Mit Ponys in die Zukunft

Reiterhof in Wenzigerode soll zu Lernort Bauernhof umfunktioniert werden

Sie lieben Ponys: Katharina Keil, auf dem Pferd von links Hannah Gräf und Ronja Hormes, Lisa Frings und Annika Hilger stehen daneben. Foto:Thiery

Wenzigerode. Katharina Keil hat noch einiges vor. Sie will den Reiterhof ihrer Eltern in Wenzigerode zu einem Lernort Bauernhof umfunktionieren. Die Voraussetzungen sind schon gegeben. Hof und ein Seminarhaus bilden den Grundstock für das Vorhaben.

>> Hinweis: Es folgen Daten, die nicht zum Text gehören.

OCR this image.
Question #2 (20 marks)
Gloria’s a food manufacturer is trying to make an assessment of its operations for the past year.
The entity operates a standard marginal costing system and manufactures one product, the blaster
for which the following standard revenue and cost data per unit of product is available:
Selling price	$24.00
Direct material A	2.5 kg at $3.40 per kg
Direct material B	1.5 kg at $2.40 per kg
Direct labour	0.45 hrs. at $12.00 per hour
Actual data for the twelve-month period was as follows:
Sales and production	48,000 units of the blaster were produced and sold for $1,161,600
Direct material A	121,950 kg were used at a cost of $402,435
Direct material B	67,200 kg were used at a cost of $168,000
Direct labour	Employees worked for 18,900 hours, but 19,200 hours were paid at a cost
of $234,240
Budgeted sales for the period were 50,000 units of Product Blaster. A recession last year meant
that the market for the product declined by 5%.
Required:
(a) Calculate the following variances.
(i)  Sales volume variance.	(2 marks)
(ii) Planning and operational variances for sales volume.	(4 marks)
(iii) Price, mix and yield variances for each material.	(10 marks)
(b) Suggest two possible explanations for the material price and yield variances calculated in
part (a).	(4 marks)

Zurzeit macht dort eine Gruppe junger Mädchen Reit-urlaub. Sie besuchen ein Sprachcamp der Sprachenschule Berlitz. Neben Reiten steht Englisch auf dem Programm. Die 30 Kinder zwischen neun und 17 Jahren büffeln morgens Vokabeln, nachmittags satteln sie die Ponys und reiten aus, backen oder basteln und machen Ausflüge.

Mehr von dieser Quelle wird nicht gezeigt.